Many ‘traditional clubs’ want to follow the example of the Richmond's new, semi-professional model. As a young rugby player I’m a little sceptical about what the future holds for my sport. The ultimate goal is to become a professional rugby player, however with some clubs looking at reassessing their financial means, professional opportunities could half from 24 to 12 clubs. This also limits the opportunity to identify new talent, and the result could be many young stats being lost in the process.

The Championship offers the perfect platform for both aspiring and newly signed professionals, which in my opinion is one of the biggest pros of the league. Getting rid of the Championship may stifle player breakthroughs and development.

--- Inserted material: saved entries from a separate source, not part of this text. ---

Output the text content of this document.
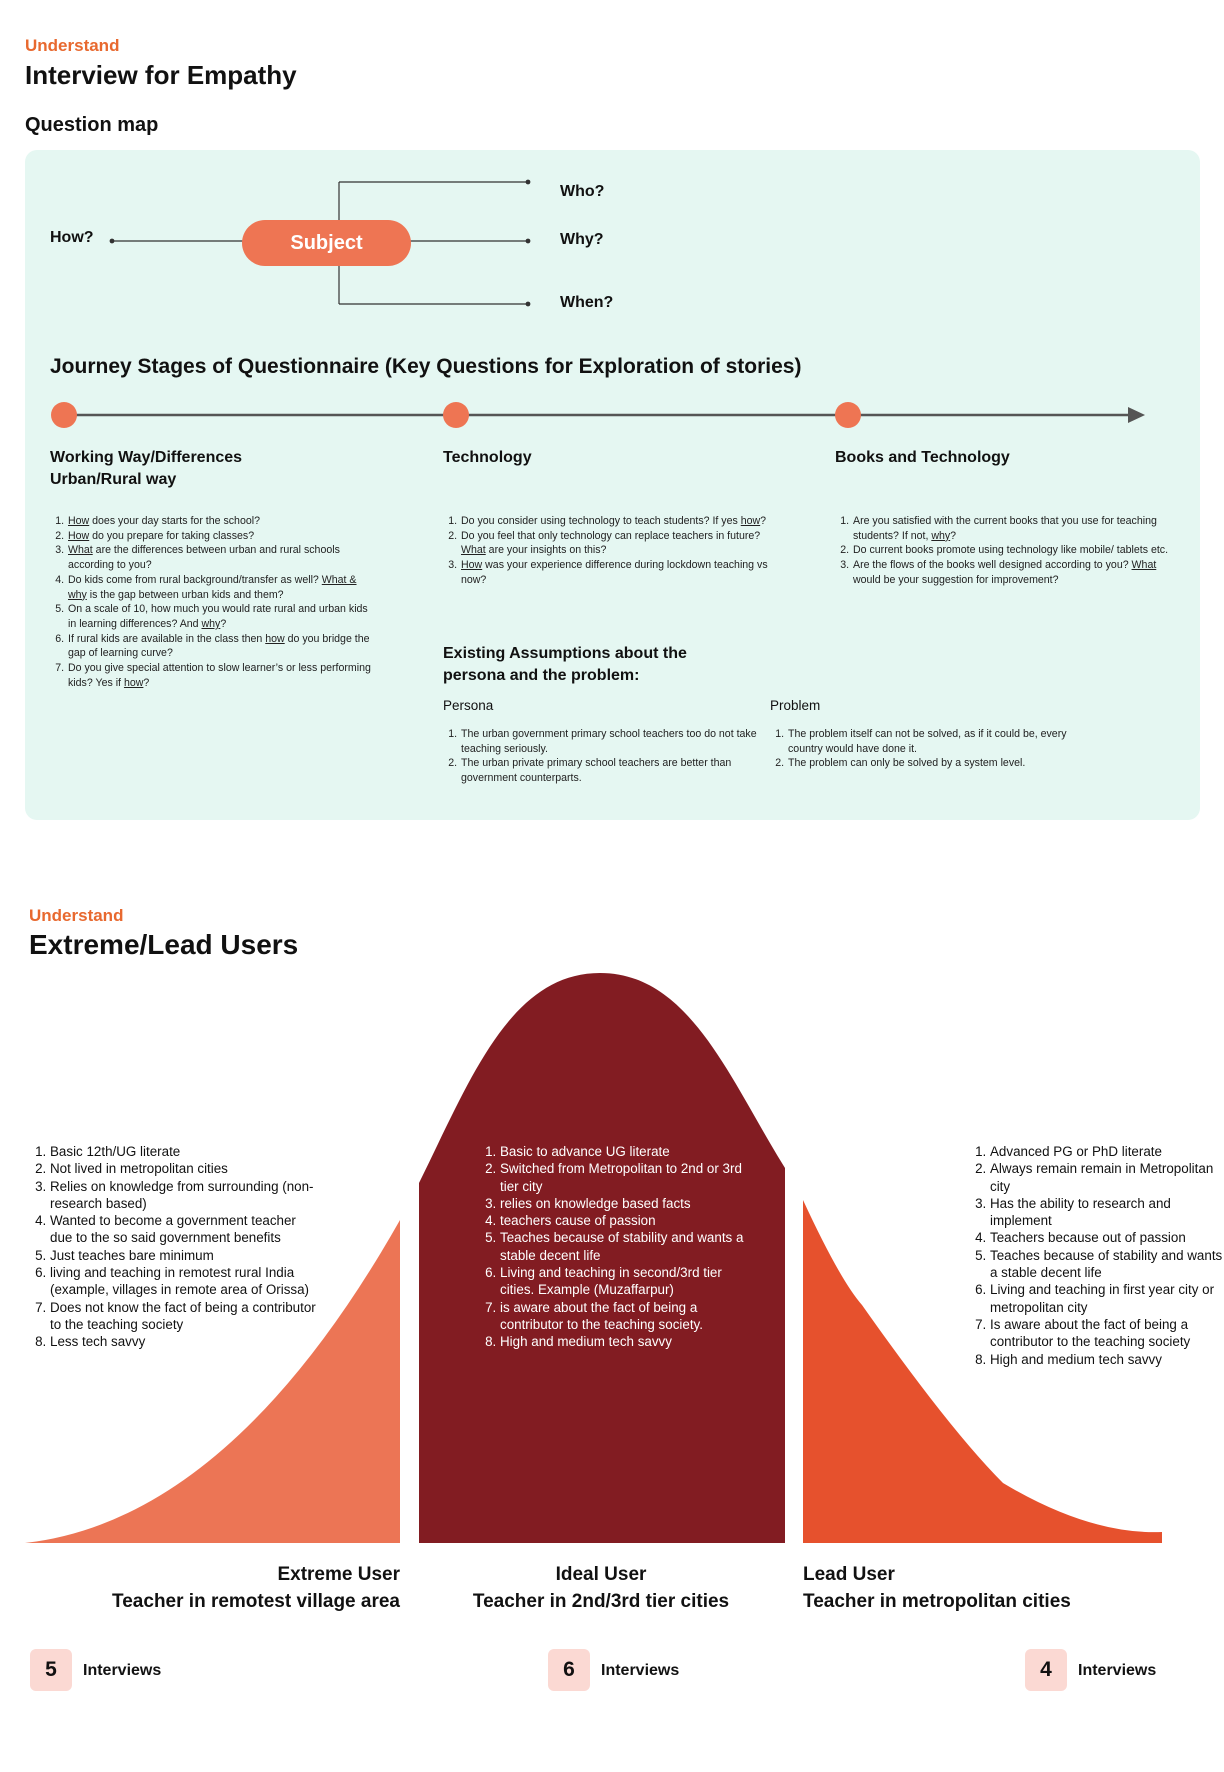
Understand
Interview for Empathy
Question map
How?	Subject
Who?
Why?
When?
Journey Stages of Questionnaire (Key Questions for Exploration of stories)
Working Way/Differences
Urban/Rural way
1. How does your day starts for the school?
2. How do you prepare for taking classes?
3. What are the differences between urban and rural schools according to you?
4. Do kids come from rural background/transfer as well? What & why is the gap between urban kids and them?
5. On a scale of 10, how much you would rate rural and urban kids in learning differences? And why?
6. If rural kids are available in the class then how do you bridge the gap of learning curve?
7. Do you give special attention to slow learner’s or less performing kids? Yes if how?
Technology
1. Do you consider using technology to teach students? If yes how?
2. Do you feel that only technology can replace teachers in future? What are your insights on this?
3. How was your experience difference during lockdown teaching vs now?
Books and Technology
1. Are you satisfied with the current books that you use for teaching students? If not, why?
2. Do current books promote using technology like mobile/ tablets etc.
3. Are the flows of the books well designed according to you? What would be your suggestion for improvement?
Existing Assumptions about the
persona and the problem:
Persona
1. The urban government primary school teachers too do not take teaching seriously.
2. The urban private primary school teachers are better than government counterparts.
Problem
1. The problem itself can not be solved, as if it could be, every country would have done it.
2. The problem can only be solved by a system level.
Understand
Extreme/Lead Users
1. Basic 12th/UG literate
2. Not lived in metropolitan cities
3. Relies on knowledge from surrounding (non-research based)
4. Wanted to become a government teacher due to the so said government benefits
5. Just teaches bare minimum
6. living and teaching in remotest rural India (example, villages in remote area of Orissa)
7. Does not know the fact of being a contributor to the teaching society
8. Less tech savvy
1. Basic to advance UG literate
2. Switched from Metropolitan to 2nd or 3rd tier city
3. relies on knowledge based facts
4. teachers cause of passion
5. Teaches because of stability and wants a stable decent life
6. Living and teaching in second/3rd tier cities. Example (Muzaffarpur)
7. is aware about the fact of being a contributor to the teaching society.
8. High and medium tech savvy
1. Advanced PG or PhD literate
2. Always remain remain in Metropolitan city
3. Has the ability to research and implement
4. Teachers because out of passion
5. Teaches because of stability and wants a stable decent life
6. Living and teaching in first year city or metropolitan city
7. Is aware about the fact of being a contributor to the teaching society
8. High and medium tech savvy
Extreme User
Teacher in remotest village area
Ideal User
Teacher in 2nd/3rd tier cities
Lead User
Teacher in metropolitan cities
5	Interviews	6	Interviews	4	Interviews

Bath Prop, Sam Nixon, who signed for the London Scottish Academy, via the Pro Lions Select platform, went on to play full time, following his studies at Millfield School, and represented Scottish’s Highlanders as well as the 1st XV in the RFU Championship.

Nixon currently plays with National 1 side, Plymouth Albion, and has recently been signed by Premiership side Bath, a remarkable achievement at just 20 years old.

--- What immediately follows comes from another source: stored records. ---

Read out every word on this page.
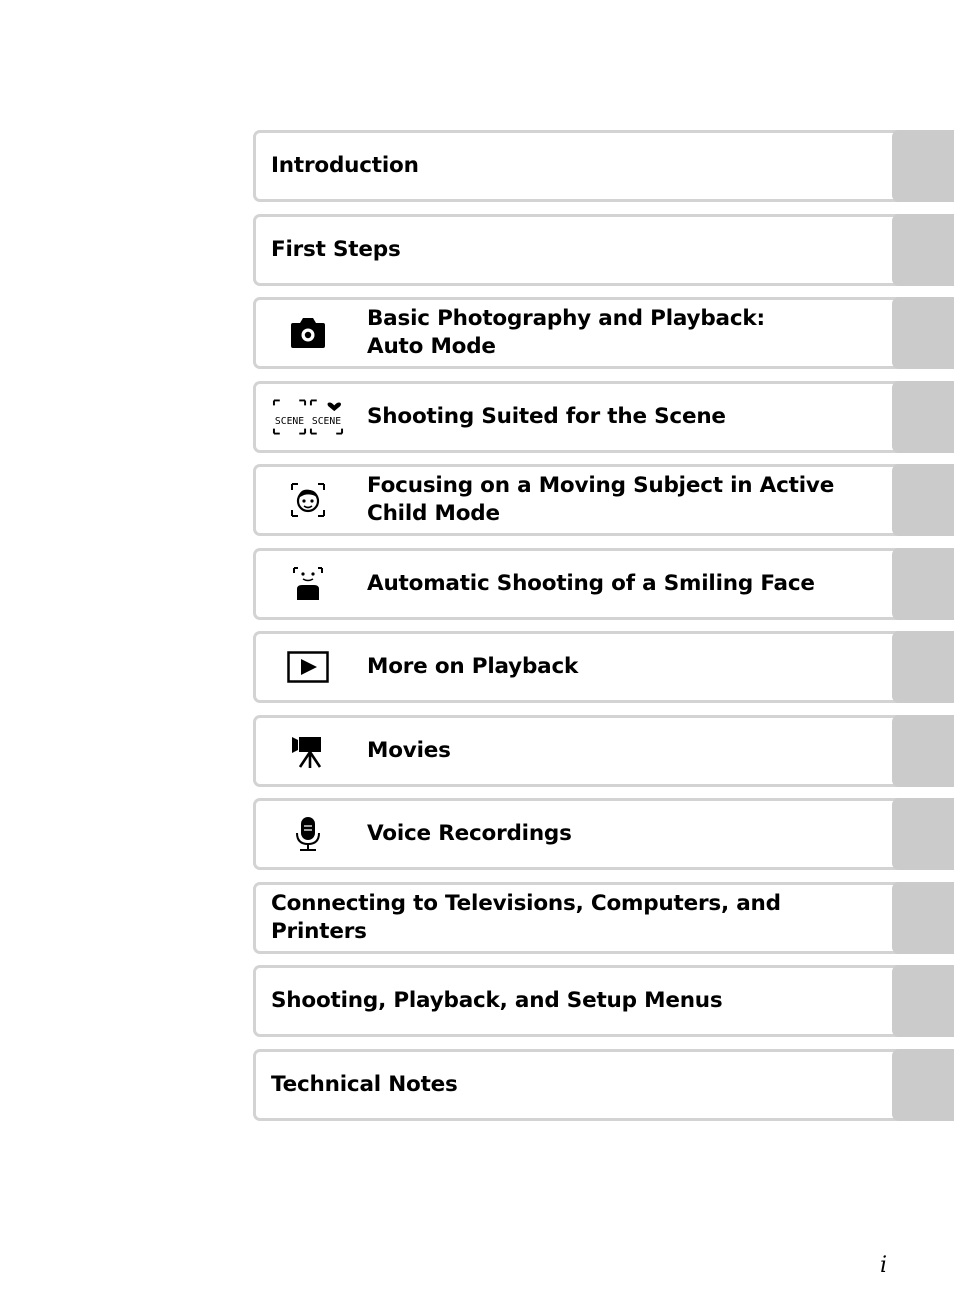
Introduction
First Steps
Basic Photography and Playback:
Auto Mode
SCENE SCENE Shooting Suited for the Scene
Focusing on a Moving Subject in Active Child Mode
Automatic Shooting of a Smiling Face
More on Playback
Movies
Voice Recordings
Connecting to Televisions, Computers, and Printers
Shooting, Playback, and Setup Menus
Technical Notes
i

Other examples include Courtney Lawes and Ali Oliver, who represented Bedford Blues Academy, in successful U19 squads that both won the National Colts Cup. Both went on to play for England and Scotland respectively.

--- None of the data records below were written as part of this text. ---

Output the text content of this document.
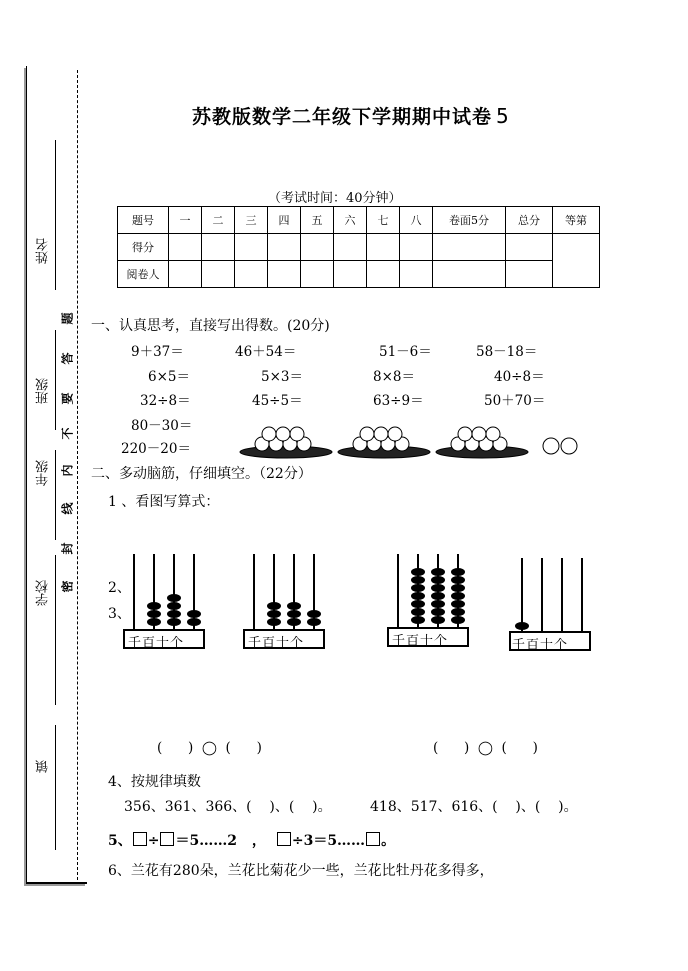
姓名
班级
年级
学校
镇
题
答
要
不
内
线
封
密
苏教版数学二年级下学期期中试卷 5
（考试时间：40分钟）
题号	一	二	三	四	五	六	七	八	卷面5分	总分	等第
得分											
阅卷人											
一、认真思考，直接写出得数。(20分)
9＋37＝	46＋54＝	51－6＝	58－18＝
6×5＝	5×3＝	8×8＝	40÷8＝
32÷8＝	45÷5＝	63÷9＝	50＋70＝
80－30＝
220－20＝
二、多动脑筋，仔细填空。（22分）
1 、看图写算式：
2、
3、
千百十个	千百十个	千百十个	千百十个
(      )  ◯  (      )	(      )  ◯  (      )
4、按规律填数
356、361、366、(    )、(    )。	418、517、616、(    )、(    )。
5、 ÷ ＝5……2 ， ÷3＝5…… 。
6、兰花有280朵，兰花比菊花少一些，兰花比牡丹花多得多，
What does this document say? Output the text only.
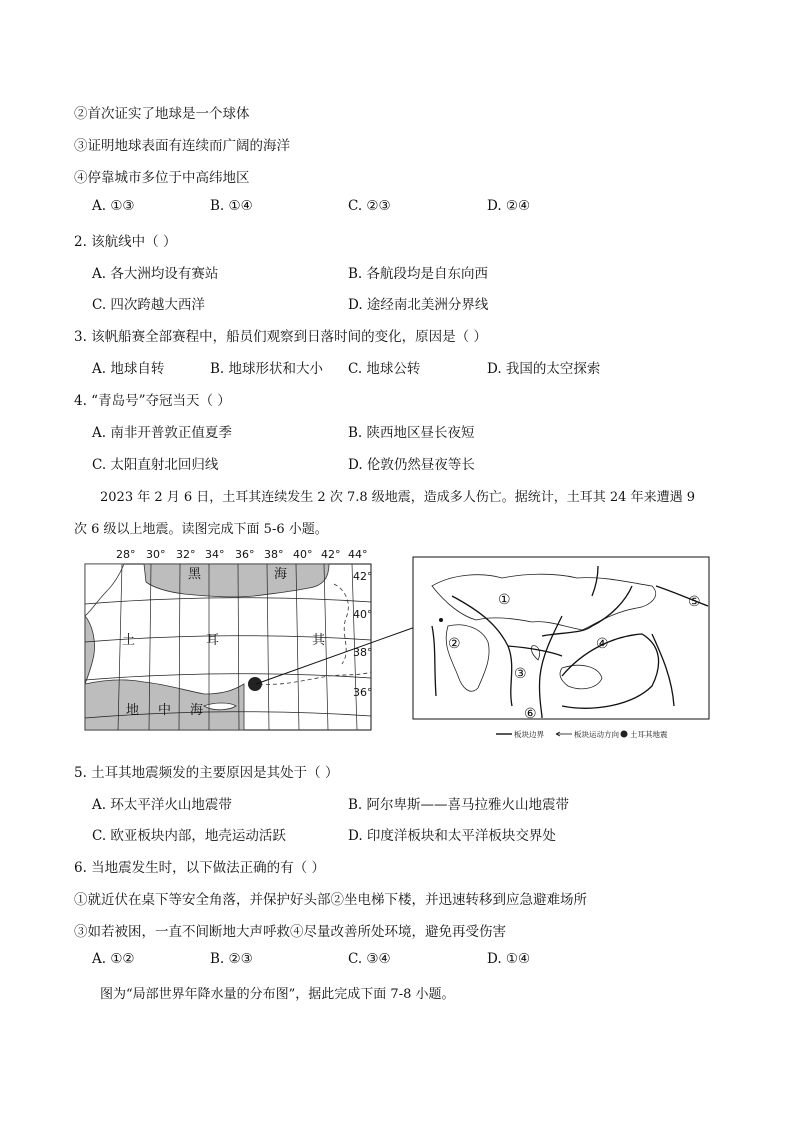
②首次证实了地球是一个球体
③证明地球表面有连续而广阔的海洋
④停靠城市多位于中高纬地区
A. ①③	B. ①④	C. ②③	D. ②④
2. 该航线中（ ）
A. 各大洲均设有赛站	B. 各航段均是自东向西
C. 四次跨越大西洋	D. 途经南北美洲分界线
3. 该帆船赛全部赛程中，船员们观察到日落时间的变化，原因是（ ）
A. 地球自转	B. 地球形状和大小 C. 地球公转	D. 我国的太空探索
4. “青岛号”夺冠当天（ ）
A. 南非开普敦正值夏季	B. 陕西地区昼长夜短
C. 太阳直射北回归线	D. 伦敦仍然昼夜等长
2023 年 2 月 6 日，土耳其连续发生 2 次 7.8 级地震，造成多人伤亡。据统计，土耳其 24 年来遭遇 9
次 6 级以上地震。读图完成下面 5-6 小题。
28° 30° 32° 34° 36° 38° 40° 42° 44°
黑	海
土	耳	其
地 中 海
42°
40°
38°
36°
①
②
③
④
⑤
⑥
板块边界	板块运动方向 土耳其地震
5. 土耳其地震频发的主要原因是其处于（ ）
A. 环太平洋火山地震带	B. 阿尔卑斯——喜马拉雅火山地震带
C. 欧亚板块内部，地壳运动活跃	D. 印度洋板块和太平洋板块交界处
6. 当地震发生时，以下做法正确的有（ ）
①就近伏在桌下等安全角落，并保护好头部②坐电梯下楼，并迅速转移到应急避难场所
③如若被困，一直不间断地大声呼救④尽量改善所处环境，避免再受伤害
A. ①②	B. ②③	C. ③④	D. ①④
图为“局部世界年降水量的分布图”，据此完成下面 7-8 小题。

If the Championship was to revert to a majority semi-professional format, the opportunity to develop talent outside of the 12 premiership clubs will be lost, and this could then have a knock on effect on the standard of the league and the national team.

Clubs are increasingly aware that with promotion, comes the expectation of more money, in order to retain their current players. It’s a necessary investment to ensure their squad isn’t immediately relegated.

Ealing and Doncaster rejecting promotion to the premiership is a prime example. Although I am personally a fan of their infrastructure development, I think this highlights the growing disparity between the Premiership and Championship, which won’t stop, unless the RFU intervene. It’s a shame clubs are turning down the coveted prize of Premiership status.

Poor fixture attendance is another factor for club’s experiencing financial instability; a prime example being London Irish, who only opened a quarter of their stadium during Championship fixtures. With an average crowd of 1,711 across the division, it’s not surprising clubs, such as Irish, don’t want to waste unnecessary costs on un-required seating. Also with such poor attendances, it’s no wonder clubs at this level are struggling to survive as a business. 

The league’s future rests on a number of key factors, which could essentially make or break the English Championship:

1)   The infrastructure of Championship clubs must increase, with an improvement in stadia, business models, academies and community work. The whole model must be more efficient and effective.

2)   They must reach out to a broader fan base…there are 100 pro football clubs in the UK but only 24 pro rugby clubs. On top of that, rugby’s second tier attracts the same crowds as football’s fifth or sixth…

3)   Funding must improve: In order to run a sustainable club with a strong coaching, playing, medical and administrative team, as well as quality facilities, a club needs adequate funding.

If these matters can be rectified, at least to some extent, the league will be in a much more healthy and fruitful position, and teams and players may once again aspire to play within it.